Apesar de existirem poucos casos de treinamento aeróbio de alta intensidade, alguns dados mostram que esse tipo de treinamento pode preservar a capacidade aeróbia, mesmo concorrendo com os déficits causados pelo efeito da quimioterapia. Pacientes com câncer de origem hematológica (COH) e câncer de mama se beneficiam muito do treinamento aeróbio de intensidade moderada e baixa com uma frequência mínima de 3 dias por semana. Os dados mostram que por aspectos relacionados a segurança, os ergômetros (esteiras e bicicletas) apresentam bons resultados psicológicos e fisiológicos.

Pacientes com COH mostraram aumentos significantes na taxa de hemoglobina com o treinamento aeróbio. Fato que tem relação com as melhoras na aptidão física e qualidade de vida apresentadas na literatura.

Um estudo específico citado em uma revisão que avaliou somente exercício e pacientes com COH, mostra que deve-se investigar um possível limiar de hemoglobinas e plaquetas para permitir que os pacientes participem de um programa de atividades físicas.
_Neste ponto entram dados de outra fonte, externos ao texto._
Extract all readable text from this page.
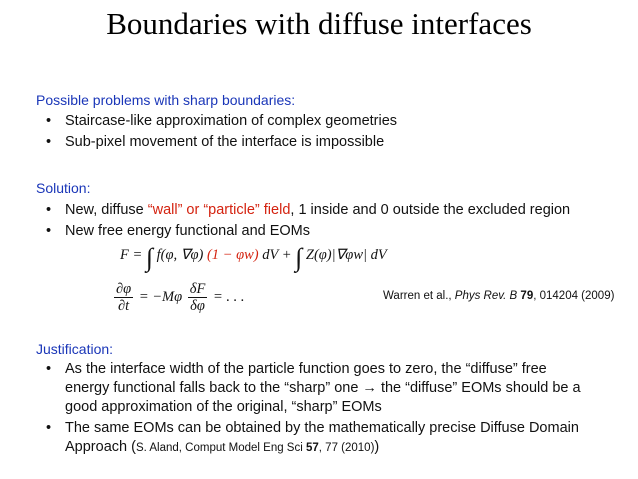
Boundaries with diffuse interfaces
Possible problems with sharp boundaries:
• Staircase-like approximation of complex geometries
• Sub-pixel movement of the interface is impossible
Solution:
• New, diffuse “wall” or “particle” field, 1 inside and 0 outside the excluded region
• New free energy functional and EOMs
F = ∫ f(φ, ∇φ) (1 − φw) dV + ∫ Z(φ)|∇φw| dV
$\frac{\partial\varphi}{\partial t} = -M\varphi \frac{\delta F}{\delta\varphi}$ = . . .	Warren et al., Phys Rev. B 79, 014204 (2009)
Justification:
• As the interface width of the particle function goes to zero, the “diffuse” free
energy functional falls back to the “sharp” one → the “diffuse” EOMs should be a
good approximation of the original, “sharp” EOMs
• The same EOMs can be obtained by the mathematically precise Diffuse Domain
Approach (S. Aland, Comput Model Eng Sci 57, 77 (2010))
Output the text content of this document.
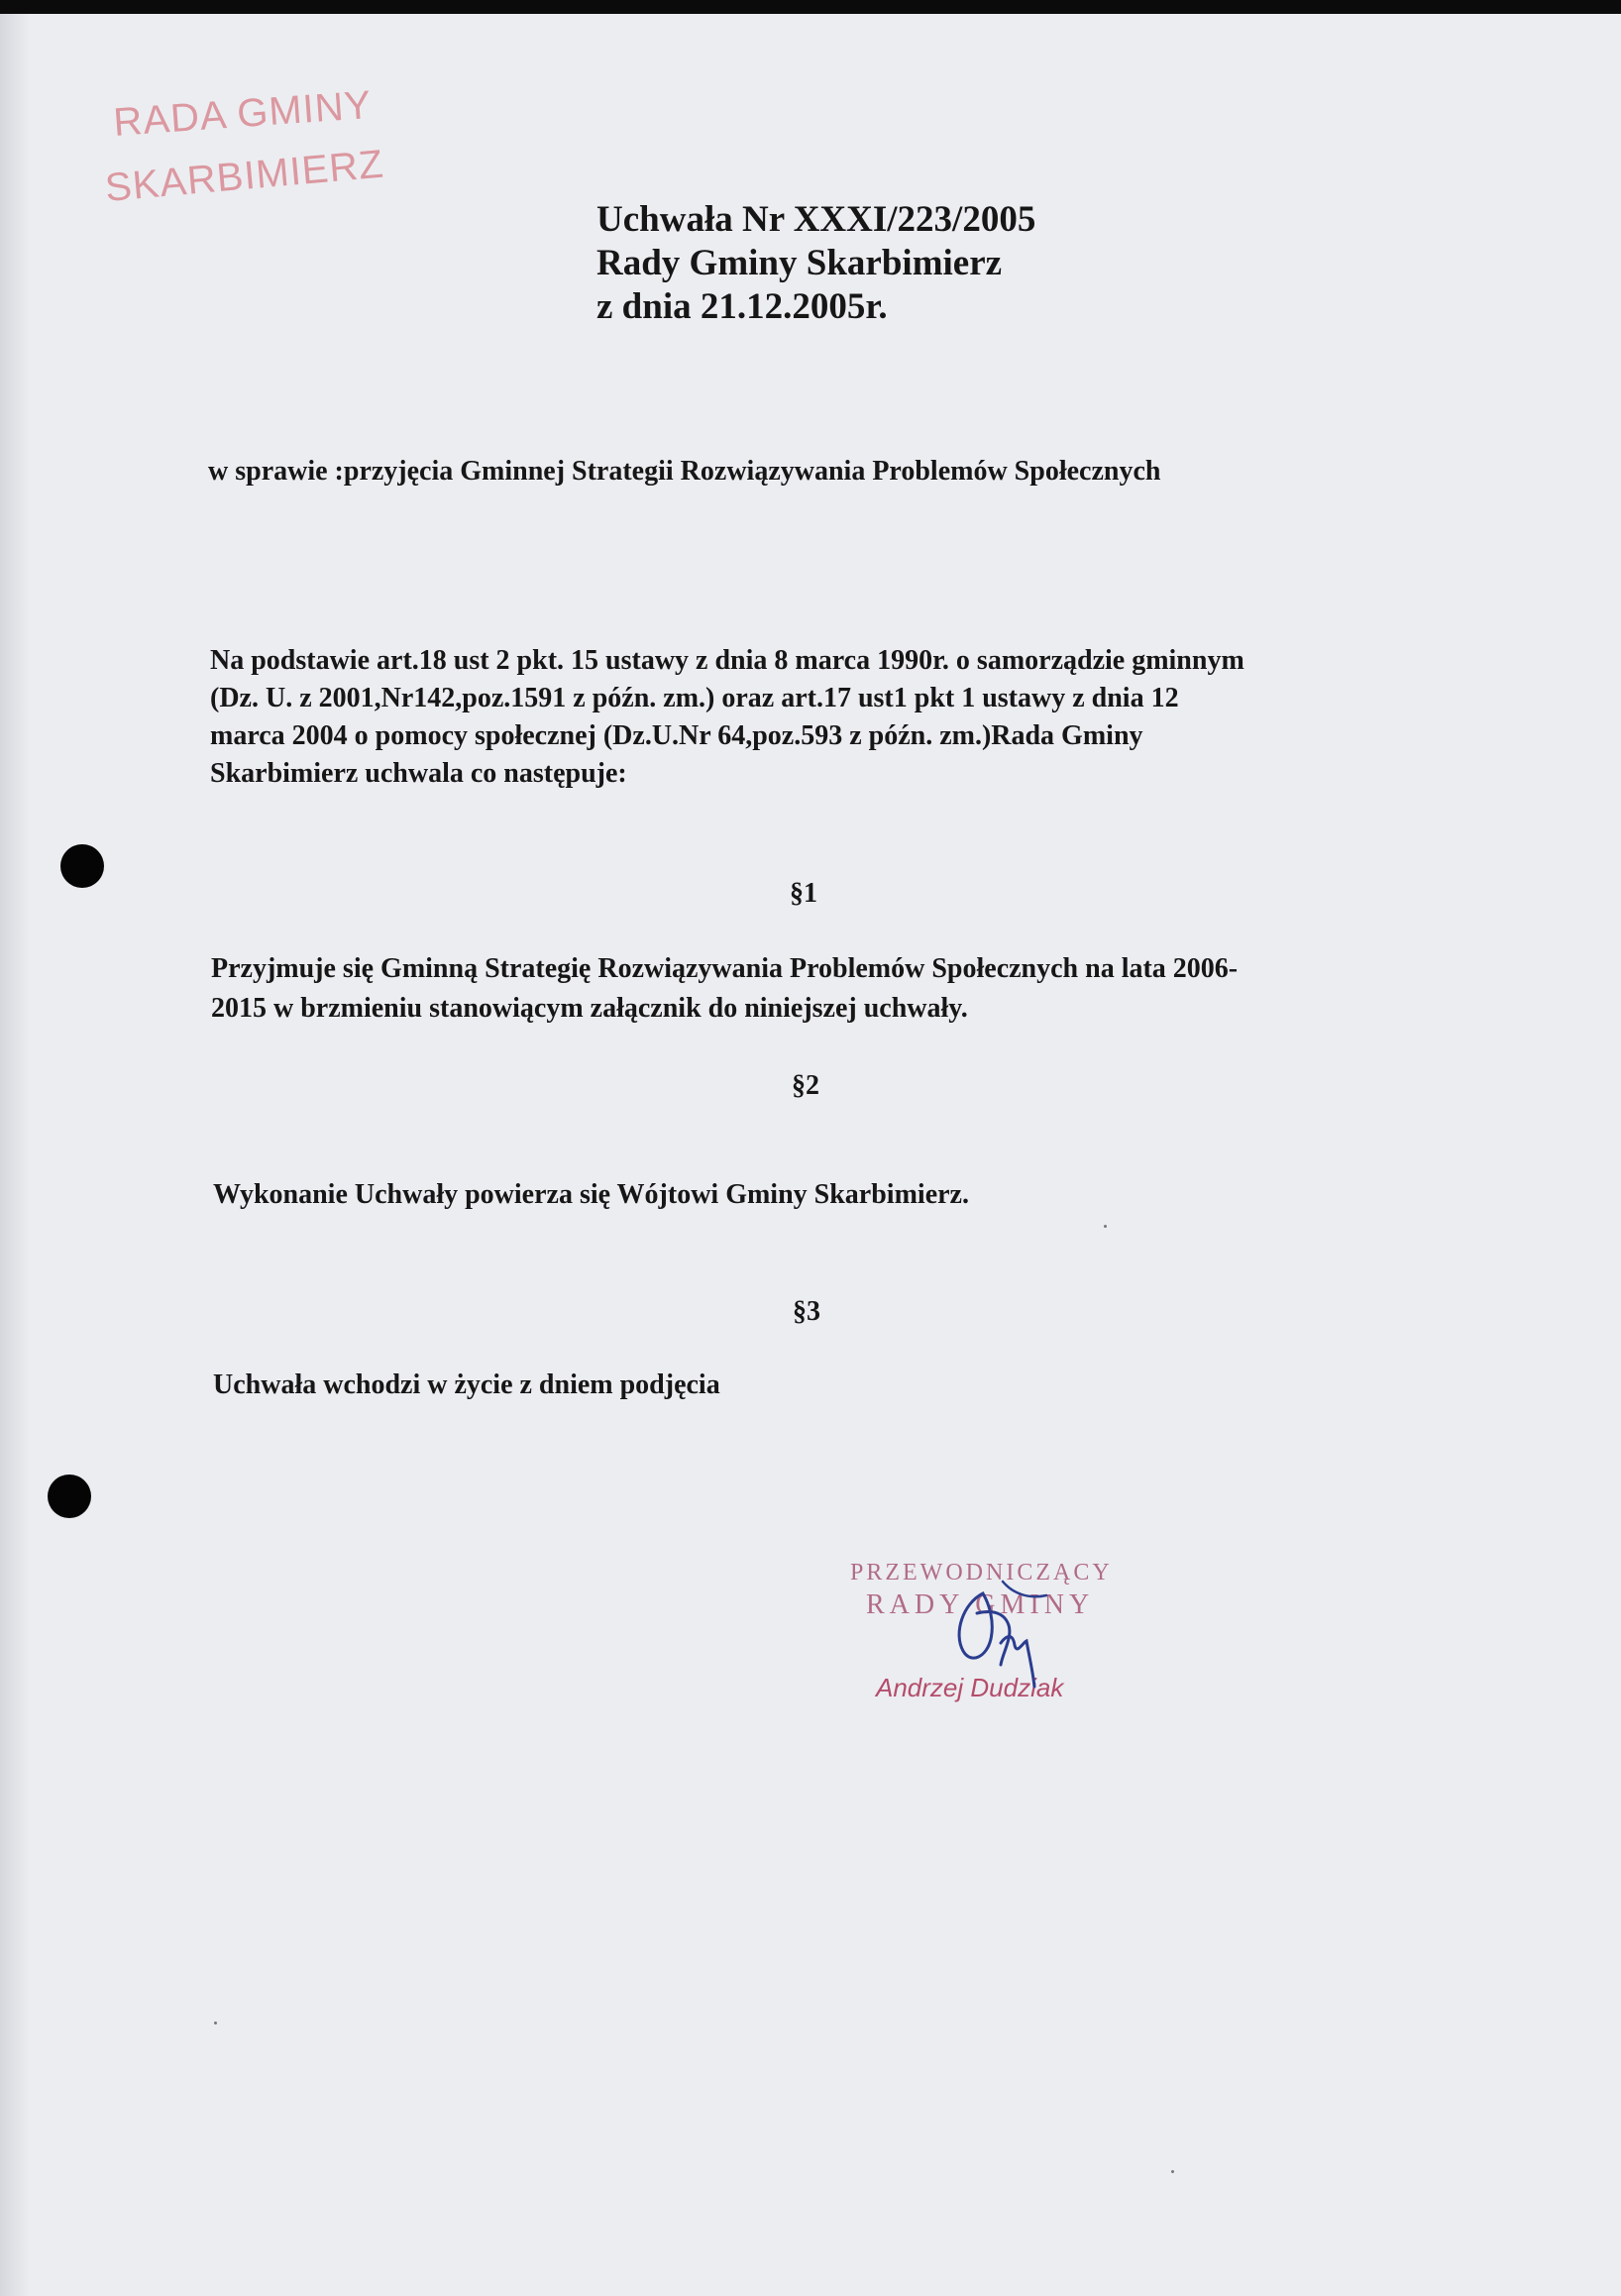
RADA GMINY
SKARBIMIERZ
Uchwała Nr XXXI/223/2005
Rady Gminy Skarbimierz
z dnia 21.12.2005r.
w sprawie :przyjęcia Gminnej Strategii Rozwiązywania Problemów Społecznych
Na podstawie art.18 ust 2 pkt. 15 ustawy z dnia 8 marca 1990r. o samorządzie gminnym
(Dz. U. z 2001,Nr142,poz.1591 z późn. zm.) oraz art.17 ust1 pkt 1 ustawy z dnia 12
marca 2004 o pomocy społecznej (Dz.U.Nr 64,poz.593 z późn. zm.)Rada Gminy
Skarbimierz uchwala co następuje:
§1
Przyjmuje się Gminną Strategię Rozwiązywania Problemów Społecznych na lata 2006-
2015 w brzmieniu stanowiącym załącznik do niniejszej uchwały.
§2
Wykonanie Uchwały powierza się Wójtowi Gminy Skarbimierz.
§3
Uchwała wchodzi w życie z dniem podjęcia
PRZEWODNICZĄCY
RADY GMINY
Andrzej Dudziak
Porém, mais investigações são necessárias para estimar esse limiar e possivelmente limiares para diferentes intensidades de exercício aeróbio sem colocar o paciente em risco de infecções.

Força Muscular

Aluns estudos mostram incrementos de 30% a 50% na força em pacientes que praticam musculação durante o tratamento do câncer. O treinamento de força é uma das alternativas mais seguras, porém na maior parte dos trabalhos a musculação é associada a um treinamento aeróbio. Isso dificulta a avaliação dos benefícios somente do treinamento de força.

Aspectos psicológicos

Em pacientes acometidos com câncer de mama, o exercício está associado a uma manutenção positiva da auto-estima.  Outros fatores como ansiedade e depressão também tem seus scores reduzidos.

Conclusão

Muitas revisões que se preocupam em reunir dados desse tema encontram limitações metodológicas nos trabalhos como falta de randomização e delineamentos não controlados. Outro ponto carente na literatura são as atividades de alta intensidade que em alguns casos apresentam respostas positivas porém são pouquíssimo estudadas. Porém, podemos pensar em vários aspectos positivos levantados nesses trabalhos que colocam a atividade física como um grande “auxiliador” do processo que envolve o tratamento do câncer.

Quem acompanha ou já acompanhou algum paciente sabe que existem alguns períodos que sucedem a quimioterapia onde o corpo fica bem fragilizado, porém fora esses períodos o paciente pode treinar com intensidades mais altas se o treinamento for bem prescrito.

Conheça seu aluno, estude, estude e ESTUDE!

E saiba que você nunca está sozinho nessa, procure ajuda, converse, discuta pois só assim temos como melhorar.

Nossa profissão ainda precisa conquistar um espaço mais que merecido…


Referências

COURNEYA, Kerry S. et al. Effects of aerobic and resistance exercise in breast cancer patients receiving adjuvant chemotherapy: a multicenter randomized controlled trial. Journal of Clinical Oncology, v. 25, n. 28, p. 4396-4404, 2007.

KRUIJSEN-JAARSMA, Mirjam et al. Effects of exercise on immune function in patients with cancer: a systematic review. Exerc Immunol Rev, v. 19, p. 120-43, 2013.

WOLIN, Kathleen Y. et al. Exercise in adult and pediatric hematological cancer survivors: an intervention review. Leukemia, v. 24, n. 6, p. 1113-1120, 2010.